Synook

HTML v XHTML

HTML and XHTML are two markup languages used for describing web pages. They are based on two difference markup standards, the former the older SGML specification, while XHTML is based on XML. When writing up web pages, we (basically) have a choice between these languages – so which one?

On the surface, the languages are much the same, however there are many differences between the two languages, not just in terms is syntax, but also in terms of capacities. For example, XML allows the definition of namespaces, which allow multiple types, or “flavours”, of XML to exist within the one document, for instance not just XHTML but also SGML, etc. XML also has the xml: namespace, for semantic purposes. However, the vast majority of people hardly use, or even have a need for, any of these additional features.

Therefore, in the end, most of us are really just writing HTML with XML syntax, and, indeed, we are even serving it with the text/html MIME type. While this is technically allowed for XHTML, such documents must follow certain guidelines – so much so that we are basically reduced to writing HTML anyway, just with a few extra syntactic restrictions.

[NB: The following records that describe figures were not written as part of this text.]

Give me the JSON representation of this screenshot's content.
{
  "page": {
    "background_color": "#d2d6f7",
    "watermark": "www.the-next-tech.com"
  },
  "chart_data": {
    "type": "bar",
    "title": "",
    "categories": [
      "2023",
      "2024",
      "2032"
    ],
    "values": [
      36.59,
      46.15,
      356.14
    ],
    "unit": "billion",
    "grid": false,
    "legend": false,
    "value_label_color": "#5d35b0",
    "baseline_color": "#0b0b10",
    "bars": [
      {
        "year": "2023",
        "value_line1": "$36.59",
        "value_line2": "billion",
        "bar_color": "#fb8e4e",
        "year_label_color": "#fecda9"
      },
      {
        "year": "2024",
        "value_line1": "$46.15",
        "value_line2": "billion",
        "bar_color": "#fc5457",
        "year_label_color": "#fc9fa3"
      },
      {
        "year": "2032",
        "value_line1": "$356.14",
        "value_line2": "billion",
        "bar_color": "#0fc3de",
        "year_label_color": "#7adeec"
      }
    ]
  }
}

Indeed, one of the reasons why people do advocate XHTML is because of its stricter syntax, and this is true; formally, XML’s syntax is more restrictive than that of SGML, which can be written in very strange ways. However, there is nothing to stop us writing HTML in syntactically conservative manner as well – there is nothing in the language that stops us from doing that. The validator won’t pick it up, you say? Well, the validator doesn’t pick up many things, anyway, and one must not let writing in XHTML lure them into a false sense of security when they see that big “valid” sign. In my opinion, the extraneous syntactic additions of XHTML just make understanding the languages more difficult, and ultimately make the process of constructing valid documents more difficult, especially for beginners.

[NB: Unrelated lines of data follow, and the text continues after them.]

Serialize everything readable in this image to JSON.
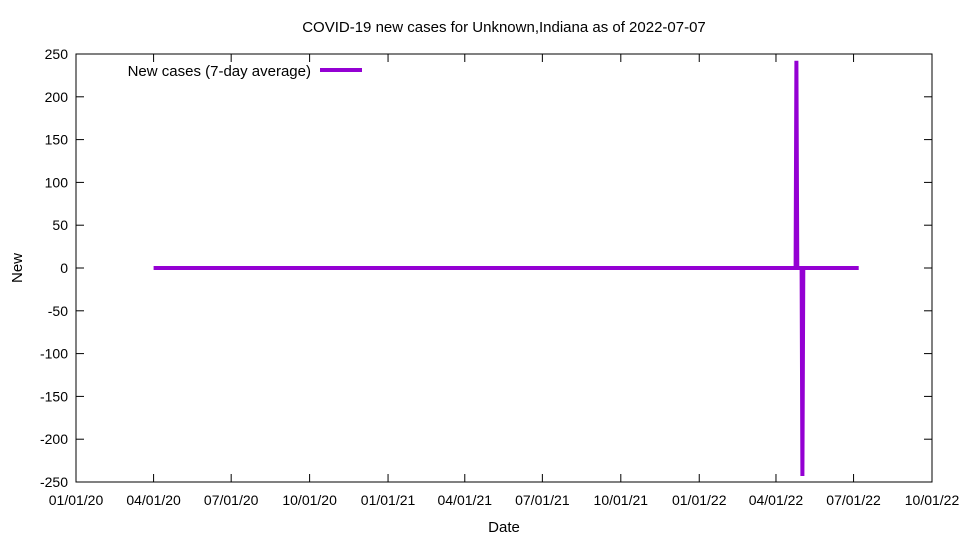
{
  "chart_data": {
    "type": "line",
    "title": "COVID-19 new cases for Unknown,Indiana as of 2022-07-07",
    "xlabel": "Date",
    "ylabel": "New",
    "xlim": [
      "2020-01-01",
      "2022-10-01"
    ],
    "ylim": [
      -250,
      250
    ],
    "yticks": [
      -250,
      -200,
      -150,
      -100,
      -50,
      0,
      50,
      100,
      150,
      200,
      250
    ],
    "xticks": [
      "2020-01-01",
      "2020-04-01",
      "2020-07-01",
      "2020-10-01",
      "2021-01-01",
      "2021-04-01",
      "2021-07-01",
      "2021-10-01",
      "2022-01-01",
      "2022-04-01",
      "2022-07-01",
      "2022-10-01"
    ],
    "xtick_labels": [
      "01/01/20",
      "04/01/20",
      "07/01/20",
      "10/01/20",
      "01/01/21",
      "04/01/21",
      "07/01/21",
      "10/01/21",
      "01/01/22",
      "04/01/22",
      "07/01/22",
      "10/01/22"
    ],
    "legend_position": "top-left",
    "grid": false,
    "series": [
      {
        "name": "New cases (7-day average)",
        "color": "#9400d3",
        "points": [
          [
            "2020-04-01",
            0
          ],
          [
            "2022-04-20",
            0
          ],
          [
            "2022-04-24",
            0
          ],
          [
            "2022-04-25",
            242
          ],
          [
            "2022-04-26",
            0
          ],
          [
            "2022-04-27",
            0
          ],
          [
            "2022-05-01",
            0
          ],
          [
            "2022-05-02",
            -243
          ],
          [
            "2022-05-03",
            0
          ],
          [
            "2022-07-07",
            0
          ]
        ]
      }
    ]
  }
}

In the end, there are some cases in which the use of XHTML is advantageous, such as for more convenient parsing by other scripts. Nevertheless, in the vast majority of cases, writing in XHTML conveys no significant advantages over HTML, and remains by far the simpler and more compatible option. Even the W3C have given up on future separate versions of XHTML, preferring to focus on SGML in HTML5, and then serialize the language for XML afterwards.